“Schiavi mai”, “Basta morti sul lavoro”. E ancora: “Contro ogni ghetto”, “Siamo lavoratori, non carne da macello”. I braccianti della Capitanata, in Puglia, stanno manifestano oggi contro le condizioni di sfruttamento nel lavoro nei campi e il sistema del caporalato.
La marcia, organizzata dall’Unione sindacale di base (Usb), è stata chiamata la “marcia dei berretti rossi” perché rossi sono i cappelli che spesso i braccianti usano per proteggersi dal sole mentre raccolgono i pomodori nelle campagne pugliesi. Si tratta del primo sciopero organizzato dai braccianti in Capitanata.
Il corteo, cui hanno partecipato un centinaio di persone, è partito dall’ex ghetto di Rignano ed è arrivato nel pomeriggio davanti alla prefettura di Foggia, dove è stato tenuto un minuto di silenzio per ricordare i sedici braccianti morti la scorsa settimana in due incidenti stradali. Il sindacato è stato poi ricevuto dai vertici della Prefettura.
“Oggi vogliamo ricordare i sedici compagni caduti sul lavoro in soli due giorni e tutti i braccianti sfruttati in qualunque settore lavorativo”, ha detto Abuoubakar Soumahoro, sindacalista Usb. “E oggi ricordiamo anche gli uomini e le donne italiani che 62 anni fa sono morti nella miniera di Marcinelle, in Belgio. Erano costretti a scappare dalla miseria e dall’Italia, erano lavoratori schiavizzati, impoveriti e senza diritti, come chi lavora qua. Chi fa la guerra contro la memoria, fa la guerra contro il futuro. E vogliamo ricordare Paola Clemente, italiana, anche lei sfruttata nei campi”.
“Sono cambiati gli strumenti, ma gli sfruttatori rimangono gli tessi”, ha proseguito Soumaohro. “Quella di oggi non è una passerella a una giornata di sciopero. Per la prima volta si sfida il potere del caporali, della grande distribuzione. Per la prima volta nessuno è andato a raccogliere i pomodori”.
Una seconda manifestazione si terrà invece oggi pomeriggio alle 18, con la partecipazione anche di Cgil, Cisl, Uil e di diverse associazioni, tra cui Arci e Libera. Quanto accaduto, spiegano le organizzazioni in una nota, “è la conseguenza estrema e drammatica di una condizione che accomuna tutti i lavoratori in agricoltura della Capitanata. Per questo è il momento di dire basta a ogni forma di sfruttamento, di sottosalario. È il momento di abbandonare la pratica del caporalato che oramai rende i lavoratori succubi di una ‘normalita non più accettabile”.
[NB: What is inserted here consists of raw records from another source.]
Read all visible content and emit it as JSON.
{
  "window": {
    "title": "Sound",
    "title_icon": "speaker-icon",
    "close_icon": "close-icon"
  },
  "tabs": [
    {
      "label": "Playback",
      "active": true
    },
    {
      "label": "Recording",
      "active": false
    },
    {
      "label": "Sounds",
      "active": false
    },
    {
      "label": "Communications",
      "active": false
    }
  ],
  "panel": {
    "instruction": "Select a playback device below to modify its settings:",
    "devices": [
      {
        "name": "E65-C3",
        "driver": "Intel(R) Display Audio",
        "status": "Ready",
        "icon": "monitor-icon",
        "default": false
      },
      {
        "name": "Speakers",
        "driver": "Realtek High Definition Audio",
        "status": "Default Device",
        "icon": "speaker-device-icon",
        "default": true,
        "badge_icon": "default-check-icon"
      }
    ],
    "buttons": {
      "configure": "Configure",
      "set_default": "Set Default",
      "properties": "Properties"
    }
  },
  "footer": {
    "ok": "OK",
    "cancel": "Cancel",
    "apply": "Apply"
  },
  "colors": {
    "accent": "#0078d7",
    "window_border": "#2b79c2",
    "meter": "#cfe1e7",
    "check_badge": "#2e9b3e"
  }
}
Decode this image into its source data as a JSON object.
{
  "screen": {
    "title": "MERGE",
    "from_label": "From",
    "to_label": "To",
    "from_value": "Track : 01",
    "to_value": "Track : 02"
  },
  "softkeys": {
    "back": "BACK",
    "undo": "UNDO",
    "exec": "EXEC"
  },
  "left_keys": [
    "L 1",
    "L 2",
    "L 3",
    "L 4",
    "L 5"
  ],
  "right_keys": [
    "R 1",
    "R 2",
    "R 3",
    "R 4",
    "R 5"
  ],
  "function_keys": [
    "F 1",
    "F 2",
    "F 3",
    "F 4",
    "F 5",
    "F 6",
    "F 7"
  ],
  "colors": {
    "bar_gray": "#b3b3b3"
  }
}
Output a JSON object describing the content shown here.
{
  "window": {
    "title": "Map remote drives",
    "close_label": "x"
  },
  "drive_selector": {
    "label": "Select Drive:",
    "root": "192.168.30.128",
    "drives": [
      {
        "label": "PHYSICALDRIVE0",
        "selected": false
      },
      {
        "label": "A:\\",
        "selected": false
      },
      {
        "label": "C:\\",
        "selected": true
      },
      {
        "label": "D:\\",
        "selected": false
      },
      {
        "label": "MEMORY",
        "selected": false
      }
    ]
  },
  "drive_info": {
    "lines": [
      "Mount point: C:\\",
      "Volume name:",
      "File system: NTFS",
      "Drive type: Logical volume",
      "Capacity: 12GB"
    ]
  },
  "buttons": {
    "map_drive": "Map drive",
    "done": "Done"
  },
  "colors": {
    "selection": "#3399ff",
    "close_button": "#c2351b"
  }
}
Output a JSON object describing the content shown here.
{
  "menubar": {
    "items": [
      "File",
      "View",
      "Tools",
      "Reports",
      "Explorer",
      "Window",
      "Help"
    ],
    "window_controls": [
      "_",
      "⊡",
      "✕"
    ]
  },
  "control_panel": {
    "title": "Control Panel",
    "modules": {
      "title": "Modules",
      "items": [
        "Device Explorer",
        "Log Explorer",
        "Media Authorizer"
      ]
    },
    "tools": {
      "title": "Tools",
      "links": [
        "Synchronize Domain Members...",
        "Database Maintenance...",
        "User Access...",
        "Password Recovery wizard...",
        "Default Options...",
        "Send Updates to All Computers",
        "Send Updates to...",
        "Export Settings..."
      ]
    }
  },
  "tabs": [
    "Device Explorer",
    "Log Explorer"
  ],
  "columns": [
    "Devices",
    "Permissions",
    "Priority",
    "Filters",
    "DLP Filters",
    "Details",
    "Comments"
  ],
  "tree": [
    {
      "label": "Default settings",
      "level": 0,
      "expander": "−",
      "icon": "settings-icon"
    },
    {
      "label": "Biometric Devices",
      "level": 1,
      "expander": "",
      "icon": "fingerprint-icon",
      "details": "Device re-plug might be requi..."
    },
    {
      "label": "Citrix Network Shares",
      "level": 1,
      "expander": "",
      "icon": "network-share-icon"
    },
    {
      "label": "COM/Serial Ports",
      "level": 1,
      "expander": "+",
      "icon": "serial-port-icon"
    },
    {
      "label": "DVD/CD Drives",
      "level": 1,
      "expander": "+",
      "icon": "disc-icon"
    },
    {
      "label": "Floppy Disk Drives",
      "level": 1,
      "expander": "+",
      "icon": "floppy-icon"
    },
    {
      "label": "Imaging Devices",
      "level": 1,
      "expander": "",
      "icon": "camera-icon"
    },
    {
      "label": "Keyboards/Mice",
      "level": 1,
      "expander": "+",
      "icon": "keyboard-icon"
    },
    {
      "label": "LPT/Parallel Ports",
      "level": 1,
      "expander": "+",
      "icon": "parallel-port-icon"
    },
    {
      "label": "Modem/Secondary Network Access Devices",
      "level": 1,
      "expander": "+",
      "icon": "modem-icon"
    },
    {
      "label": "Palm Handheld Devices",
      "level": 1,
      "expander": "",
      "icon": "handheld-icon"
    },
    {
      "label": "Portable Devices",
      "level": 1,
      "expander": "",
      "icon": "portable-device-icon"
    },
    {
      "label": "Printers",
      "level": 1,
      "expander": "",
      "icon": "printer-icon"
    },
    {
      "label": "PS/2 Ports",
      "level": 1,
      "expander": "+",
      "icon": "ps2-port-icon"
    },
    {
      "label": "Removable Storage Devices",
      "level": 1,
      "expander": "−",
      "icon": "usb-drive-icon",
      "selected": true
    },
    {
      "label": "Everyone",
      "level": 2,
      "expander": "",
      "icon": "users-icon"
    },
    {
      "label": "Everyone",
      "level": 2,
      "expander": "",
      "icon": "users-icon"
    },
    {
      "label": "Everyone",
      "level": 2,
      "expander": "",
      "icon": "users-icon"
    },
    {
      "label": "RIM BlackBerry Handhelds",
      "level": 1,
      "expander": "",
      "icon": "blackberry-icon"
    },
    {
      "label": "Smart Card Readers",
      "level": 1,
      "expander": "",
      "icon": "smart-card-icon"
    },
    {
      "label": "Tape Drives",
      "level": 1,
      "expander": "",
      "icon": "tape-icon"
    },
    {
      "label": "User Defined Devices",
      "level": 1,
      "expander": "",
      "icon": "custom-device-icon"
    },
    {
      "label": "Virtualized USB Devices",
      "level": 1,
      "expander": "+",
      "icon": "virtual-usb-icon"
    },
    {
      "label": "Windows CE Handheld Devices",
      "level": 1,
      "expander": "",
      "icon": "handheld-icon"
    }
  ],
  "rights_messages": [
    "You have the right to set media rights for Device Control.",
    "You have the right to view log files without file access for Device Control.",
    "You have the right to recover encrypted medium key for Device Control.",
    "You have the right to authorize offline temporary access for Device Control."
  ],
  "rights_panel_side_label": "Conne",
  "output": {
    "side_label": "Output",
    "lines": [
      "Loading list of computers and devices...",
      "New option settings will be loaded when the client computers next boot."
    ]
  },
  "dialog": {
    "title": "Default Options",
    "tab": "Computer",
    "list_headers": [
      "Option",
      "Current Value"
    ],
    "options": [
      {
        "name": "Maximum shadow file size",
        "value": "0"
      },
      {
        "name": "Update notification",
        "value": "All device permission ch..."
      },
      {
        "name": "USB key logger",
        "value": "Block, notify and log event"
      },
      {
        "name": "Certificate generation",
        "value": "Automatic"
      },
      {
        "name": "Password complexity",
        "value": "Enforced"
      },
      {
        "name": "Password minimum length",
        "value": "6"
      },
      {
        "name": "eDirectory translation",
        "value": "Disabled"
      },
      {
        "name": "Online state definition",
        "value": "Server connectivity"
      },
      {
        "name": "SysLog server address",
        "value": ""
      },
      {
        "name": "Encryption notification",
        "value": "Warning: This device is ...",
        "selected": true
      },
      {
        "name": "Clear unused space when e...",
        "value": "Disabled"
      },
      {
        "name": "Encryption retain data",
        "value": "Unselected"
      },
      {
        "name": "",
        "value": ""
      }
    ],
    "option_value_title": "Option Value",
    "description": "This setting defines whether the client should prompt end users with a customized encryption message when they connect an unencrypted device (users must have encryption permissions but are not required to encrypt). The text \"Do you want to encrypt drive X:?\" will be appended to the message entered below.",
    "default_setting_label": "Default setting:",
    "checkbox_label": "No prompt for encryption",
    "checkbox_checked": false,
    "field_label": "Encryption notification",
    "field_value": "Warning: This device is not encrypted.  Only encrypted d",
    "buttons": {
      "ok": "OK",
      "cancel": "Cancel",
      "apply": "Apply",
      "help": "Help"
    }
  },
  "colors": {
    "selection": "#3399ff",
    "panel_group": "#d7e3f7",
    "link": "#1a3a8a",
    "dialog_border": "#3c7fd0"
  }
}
I cortei sono stati indetti dopo i due incidenti avvenuti con dinamiche simili tra sabato 4 agosto e lunedì 6 agosto in provincia di Foggia: i braccianti avevano appena terminato la loro giornata di lavoro nei campi, dove in questa stagione si raccolgono i pomodori, e stavano ritornando verso i loro accampamenti, tra cui il campo di Rignano Garganico, una bidonville fatta di roulotte e capanne costruite con lamiere e plastica in cui vivono tra i 500 e i 600 braccianti.
Nell’incidente di lunedì, il più grave, in cui hanno perso la vita dieci persone, è probabile che l’autista, straniero anche lui, abbia avuto un colpo di sonno o un malore che lo ha portato a uscire dalla sua corsia e scontrarsi con un tir. Secondo le testimonianze di alcuni sopravvissuti, al momento dell’incidente i braccianti erano chiusi nel cassone posteriore del furgone, senza nemmeno un finestrino per vedere fuori o avere un po’ d’aria.
È stata aperta un’inchiesta per chiarire se gli incidenti sono legati allo sfruttamento dei caporali. I magistrati hanno individuato sei aziende, 5 pugliesi e una molisana, dove le vittime avrebbero prestato servizio prima dei due incidenti stradali.